Assustado, eu e Karina olhamos para trás...
Ela nos seguiu, ela nos chamou!
A garota tem uma puta inteligência em pleno 8 anos de idade, e diz que tudo é uma 'graça'...
Uma graça mesmo! rs
Voltando do fim, sentados, fatigados, estrupiados, perto da administração, buscávamos água, primeiro Maria, depois Karina, por fim, eu...o mais atrapalhado, diga-se de passagem...
Tomei um Dorflex, sempre sinto dores de cabeça quando piro com a galera...rs
Andando de volta, de trás para frente, ou de frente para trás, tanto faz, sei que, a cada mausoléu, cada enigma, cada vida morta, cada folha em que pisávamos, tudo fazia sentido, tudo se encaixava, a harmonia aperfeiçoava-se mais e mais, assim como Just Like Heaven, do The Cure, música cuja qual saúda meus ouvidos neste instante.
"-Aqui está Tarsila do Amaral"- proclamou um gordinho, enquanto procurávamos por esta grande pintora. O gordinho é apenas um coadjuvante nessa história, mas devemos convir que foi importante e até engraçado quando foi questionado sobre a localização do túmulo...
Eu disse: "-Ela está ali?!" -
O gordinho respondeu: "-Bem, ela não, mas o corpo está...!"
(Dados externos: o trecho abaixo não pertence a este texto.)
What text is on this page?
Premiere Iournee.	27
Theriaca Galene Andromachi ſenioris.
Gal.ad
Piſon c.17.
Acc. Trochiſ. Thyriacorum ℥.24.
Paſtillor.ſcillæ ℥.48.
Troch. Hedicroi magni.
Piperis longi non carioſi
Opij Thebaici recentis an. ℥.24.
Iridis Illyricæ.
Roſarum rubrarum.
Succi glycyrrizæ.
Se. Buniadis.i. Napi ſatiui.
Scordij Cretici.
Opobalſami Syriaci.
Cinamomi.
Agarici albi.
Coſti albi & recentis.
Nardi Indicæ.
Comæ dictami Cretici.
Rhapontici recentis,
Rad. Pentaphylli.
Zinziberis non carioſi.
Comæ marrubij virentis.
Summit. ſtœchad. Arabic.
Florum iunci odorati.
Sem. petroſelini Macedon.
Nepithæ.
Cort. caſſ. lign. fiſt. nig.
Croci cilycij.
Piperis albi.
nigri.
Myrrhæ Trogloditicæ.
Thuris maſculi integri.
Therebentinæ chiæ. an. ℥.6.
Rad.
E claro, eu sorri, ironicamente e citei: "ainda bem, né? Veja gente ele fez uma grande descoberta!"
Foi por aí..
Daí, a frustração..
Eu, Karina, Tatiane e Maria, ansiosos por este momento, nos deparamos com um túmulo EXTREMAMENTE discreto cujo qual, estava cheio de nomes, e no 2º nome de cima para baixo à esquerda escrito "Tarsila do Amaral (Pintora)"...
Nós 4, perplexos, e fatigados, olhamo-nos por volta de 5 minutos, desacreditados, murmurando "- Porra, é essa a homenagem que ganha uma grande pintora como esta??!"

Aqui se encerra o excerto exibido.